Down at the docks, where the air smells of salt and diesel, the talk isn't just about container delays anymore. It's about the big bosses in Abuja getting called out. Word spread fast through the portside canteens and driver parks: the House of Representatives committee is done waiting. They're threatening to have the CEOs of the Nigeria Customs Service, the Nigerian Maritime Administration and Safety Agency (NIMASA), and the Nigerian Ports Authority (NPA) arrested if they don't show up to answer questions. For the truckers waiting weeks to load, it's a sign someone up there might finally be listening to the chaos down here.

People here have watched these agencies for years. Customs controls what comes in and out, setting the tariffs that make goods expensive. NIMASA is supposed to keep our waters safe and train seafarers. The NPA runs the ports themselves, the gates to the country. When their chiefs don't answer a summons from the people's representatives, it feels like the same old story. It feels like impunity, like the rules don't apply to those at the top, no matter how much it costs the rest of us.

The committee's threat isn't just political theater. It's a real legal step. Issuing a warrant for the arrest of a sitting agency CEO is a serious move. It shows the lawmakers are willing to escalate a standoff that usually gets settled behind closed doors with handshakes. They're putting it out in the open, making a public demand for accountability. That's something you don't see every day around here.
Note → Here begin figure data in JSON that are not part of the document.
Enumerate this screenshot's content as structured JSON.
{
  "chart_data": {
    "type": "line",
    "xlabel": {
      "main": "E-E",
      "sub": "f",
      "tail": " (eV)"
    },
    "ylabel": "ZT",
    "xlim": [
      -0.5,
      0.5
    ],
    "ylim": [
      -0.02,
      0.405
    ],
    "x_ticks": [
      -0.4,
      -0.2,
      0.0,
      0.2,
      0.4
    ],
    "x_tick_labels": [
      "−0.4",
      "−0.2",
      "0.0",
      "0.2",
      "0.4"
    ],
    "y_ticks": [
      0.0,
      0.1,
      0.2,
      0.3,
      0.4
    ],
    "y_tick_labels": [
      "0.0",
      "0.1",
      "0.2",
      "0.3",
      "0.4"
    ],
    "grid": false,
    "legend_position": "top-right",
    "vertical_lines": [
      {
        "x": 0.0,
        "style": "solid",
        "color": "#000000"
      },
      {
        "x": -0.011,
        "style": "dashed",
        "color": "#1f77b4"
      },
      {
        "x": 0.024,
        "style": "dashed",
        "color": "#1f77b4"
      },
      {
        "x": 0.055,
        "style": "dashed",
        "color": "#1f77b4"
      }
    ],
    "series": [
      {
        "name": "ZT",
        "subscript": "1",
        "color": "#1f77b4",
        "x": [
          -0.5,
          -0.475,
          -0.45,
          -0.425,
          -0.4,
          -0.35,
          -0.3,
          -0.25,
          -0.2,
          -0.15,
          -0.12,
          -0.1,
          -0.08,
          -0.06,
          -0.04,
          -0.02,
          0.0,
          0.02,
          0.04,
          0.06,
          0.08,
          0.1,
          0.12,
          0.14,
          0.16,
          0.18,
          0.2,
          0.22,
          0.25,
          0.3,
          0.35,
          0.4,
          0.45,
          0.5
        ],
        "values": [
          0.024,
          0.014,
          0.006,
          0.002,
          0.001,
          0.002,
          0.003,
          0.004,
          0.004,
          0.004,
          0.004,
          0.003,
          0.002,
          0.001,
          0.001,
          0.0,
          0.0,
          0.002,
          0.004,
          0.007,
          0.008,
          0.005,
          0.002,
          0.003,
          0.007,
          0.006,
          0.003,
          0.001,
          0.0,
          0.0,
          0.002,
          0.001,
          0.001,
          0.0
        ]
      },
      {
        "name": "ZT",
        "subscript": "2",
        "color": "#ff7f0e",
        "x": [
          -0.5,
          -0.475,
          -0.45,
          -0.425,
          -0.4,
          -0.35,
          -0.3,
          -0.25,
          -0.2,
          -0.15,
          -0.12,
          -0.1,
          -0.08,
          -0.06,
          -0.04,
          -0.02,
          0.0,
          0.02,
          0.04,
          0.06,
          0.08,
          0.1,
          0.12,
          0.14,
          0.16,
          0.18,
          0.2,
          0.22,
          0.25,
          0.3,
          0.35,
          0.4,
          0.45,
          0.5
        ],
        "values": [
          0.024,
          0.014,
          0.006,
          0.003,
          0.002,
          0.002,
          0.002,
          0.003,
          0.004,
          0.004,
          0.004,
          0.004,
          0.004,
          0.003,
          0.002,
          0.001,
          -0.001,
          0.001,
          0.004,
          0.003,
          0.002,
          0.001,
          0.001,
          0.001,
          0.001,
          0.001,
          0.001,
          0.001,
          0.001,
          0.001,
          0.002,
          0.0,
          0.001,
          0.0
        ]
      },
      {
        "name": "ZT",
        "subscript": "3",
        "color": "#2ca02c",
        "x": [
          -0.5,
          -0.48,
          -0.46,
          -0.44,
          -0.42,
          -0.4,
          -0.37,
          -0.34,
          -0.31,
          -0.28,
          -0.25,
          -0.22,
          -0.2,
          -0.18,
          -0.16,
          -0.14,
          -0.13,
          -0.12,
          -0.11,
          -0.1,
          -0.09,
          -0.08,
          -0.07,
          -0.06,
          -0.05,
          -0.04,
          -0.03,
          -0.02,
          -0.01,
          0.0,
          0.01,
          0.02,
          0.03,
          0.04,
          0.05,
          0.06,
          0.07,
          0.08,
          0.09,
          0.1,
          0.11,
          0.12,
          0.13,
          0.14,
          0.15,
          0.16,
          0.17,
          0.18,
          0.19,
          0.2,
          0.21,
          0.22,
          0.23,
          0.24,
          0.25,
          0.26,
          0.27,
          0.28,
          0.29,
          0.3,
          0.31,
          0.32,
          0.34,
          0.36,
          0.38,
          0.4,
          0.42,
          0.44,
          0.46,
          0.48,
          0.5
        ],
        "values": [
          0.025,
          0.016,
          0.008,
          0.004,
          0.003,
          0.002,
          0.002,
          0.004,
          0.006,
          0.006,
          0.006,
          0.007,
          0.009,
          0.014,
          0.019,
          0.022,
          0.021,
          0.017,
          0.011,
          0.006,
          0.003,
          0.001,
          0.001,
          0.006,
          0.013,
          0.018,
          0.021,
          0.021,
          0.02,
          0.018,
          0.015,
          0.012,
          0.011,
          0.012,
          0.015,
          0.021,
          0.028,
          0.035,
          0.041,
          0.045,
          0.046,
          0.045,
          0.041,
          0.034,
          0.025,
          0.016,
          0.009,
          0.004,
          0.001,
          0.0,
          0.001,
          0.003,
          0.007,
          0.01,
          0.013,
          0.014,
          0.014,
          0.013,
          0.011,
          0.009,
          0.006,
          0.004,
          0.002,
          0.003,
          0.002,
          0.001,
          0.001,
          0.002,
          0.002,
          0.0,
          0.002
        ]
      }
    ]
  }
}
For market women sourcing goods, for mechanics waiting on spare parts stuck in port, this fight hits close to home. The efficiency, or lack of it, in these agencies directly shapes the price of garri, the cost of a motorcycle part, the timeline for a construction project. When the system is opaque and unresponsive at the top, the bottlenecks and 'charges' trickle all the way down to the last mile. People are tired of it.

There's a feeling of 'let's see if they'll really do it.' Skepticism runs deep in this community. We've seen big promises before. But there's also a sliver of hope. Maybe this time the pressure will stick. Maybe forcing these powerful figures to publicly account for their work will start to untangle some of the red tape that strangles business and hikes prices for everyone.

The next step is clear. The committee has drawn a line in the sand. They've said appear or face arrest. Now the ball is in the court of the Customs Comptroller-General, the Director-General of NIMASA, and the Managing Director of the NPA. Will they heed the summons and face the music, or will they call the committee's bluff? Their choice will tell us a lot about where the power really lies.

This isn't just about a hearing in an air-conditioned committee room in Abuja. It's about the principle that no one is above scrutiny. It's about the idea that the people who run vital services that affect millions of lives must answer for how they run them. For the average Nigerian just trying to get by, that principle, if enforced, could mean more than any single policy announcement.

The community will be watching closely. The committee has set a deadline, though the exact date isn't public yet. The forward-looking fact is the clock is ticking. Either these agency heads present themselves before the lawmakers by that deadline, or they could be looking at the embarrassment and legal drama of an arrest warrant. That's the concrete next step that everyone from the port clerk to the roadside trader is waiting to see unfold.